Certaines collectivités sont plus « matures » et ont d’ores et déjà mis en place une solide culture de la donnée au sein de leur administration. Actif stratégique, les données numériques permettent aux collectivités d’améliorer leur relation usager, d’optimiser leurs process, et de créer de nouveaux services.
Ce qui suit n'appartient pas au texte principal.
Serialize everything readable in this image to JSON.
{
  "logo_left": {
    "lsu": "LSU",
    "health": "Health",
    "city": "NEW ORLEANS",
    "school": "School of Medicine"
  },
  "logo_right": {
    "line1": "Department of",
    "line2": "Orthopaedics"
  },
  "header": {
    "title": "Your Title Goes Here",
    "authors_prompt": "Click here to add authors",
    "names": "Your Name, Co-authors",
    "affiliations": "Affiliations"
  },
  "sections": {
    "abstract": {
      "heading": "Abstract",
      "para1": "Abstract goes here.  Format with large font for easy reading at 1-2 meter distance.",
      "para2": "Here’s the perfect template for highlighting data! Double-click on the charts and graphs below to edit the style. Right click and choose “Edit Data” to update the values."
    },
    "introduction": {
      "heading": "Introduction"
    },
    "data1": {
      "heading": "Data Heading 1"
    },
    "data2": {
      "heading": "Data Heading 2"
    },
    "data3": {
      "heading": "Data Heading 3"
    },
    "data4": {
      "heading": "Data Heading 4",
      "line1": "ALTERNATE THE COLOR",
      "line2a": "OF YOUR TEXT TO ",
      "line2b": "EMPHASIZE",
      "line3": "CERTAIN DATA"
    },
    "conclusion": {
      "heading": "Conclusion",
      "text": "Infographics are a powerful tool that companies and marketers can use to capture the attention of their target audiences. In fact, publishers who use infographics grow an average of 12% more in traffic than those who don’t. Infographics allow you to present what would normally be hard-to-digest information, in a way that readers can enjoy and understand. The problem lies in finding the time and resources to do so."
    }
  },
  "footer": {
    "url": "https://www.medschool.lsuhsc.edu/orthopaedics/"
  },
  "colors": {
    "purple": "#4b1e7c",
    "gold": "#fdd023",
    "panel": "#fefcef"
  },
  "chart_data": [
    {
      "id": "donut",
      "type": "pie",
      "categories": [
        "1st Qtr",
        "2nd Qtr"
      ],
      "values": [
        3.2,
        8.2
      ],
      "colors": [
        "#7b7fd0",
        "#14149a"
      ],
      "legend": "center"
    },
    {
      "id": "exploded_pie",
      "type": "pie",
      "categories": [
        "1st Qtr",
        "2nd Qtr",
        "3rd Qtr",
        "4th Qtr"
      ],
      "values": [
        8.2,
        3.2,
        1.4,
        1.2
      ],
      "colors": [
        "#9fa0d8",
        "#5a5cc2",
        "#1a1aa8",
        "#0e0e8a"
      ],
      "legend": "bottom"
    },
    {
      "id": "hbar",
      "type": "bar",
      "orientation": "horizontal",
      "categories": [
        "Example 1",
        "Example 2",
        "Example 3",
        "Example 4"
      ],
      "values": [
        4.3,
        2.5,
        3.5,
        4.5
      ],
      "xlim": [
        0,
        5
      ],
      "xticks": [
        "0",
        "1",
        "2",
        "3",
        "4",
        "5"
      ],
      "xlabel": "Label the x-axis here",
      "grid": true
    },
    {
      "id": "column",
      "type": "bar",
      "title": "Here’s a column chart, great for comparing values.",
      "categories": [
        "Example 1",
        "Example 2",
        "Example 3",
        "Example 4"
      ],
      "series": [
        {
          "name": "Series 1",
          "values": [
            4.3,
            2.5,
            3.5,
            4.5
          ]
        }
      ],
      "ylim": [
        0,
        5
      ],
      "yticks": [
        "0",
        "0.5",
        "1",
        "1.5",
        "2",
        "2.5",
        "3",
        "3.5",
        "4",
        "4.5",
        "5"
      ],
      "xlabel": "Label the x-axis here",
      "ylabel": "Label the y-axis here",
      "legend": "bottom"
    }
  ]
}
Par exemple, dans le domaine des transports, la mobility as a service, qui s’appuie sur une plateforme de gestion et d’analyse des données issues des différents modes de transport disponibles sur le territoire, permet de proposer aux utilisateurs une information multimodale et dynamique et d’unifier les opérations de validation tarifaire et de paiement.

L’utilisation des nouvelles technologies ou la valorisation des données permettent donc aux collectivités de créer des services plus performants tout en contribuant à une bonne gestion et à l’équilibre budgétaire – dès lors que leurs règlements sont au plus près de leurs usages.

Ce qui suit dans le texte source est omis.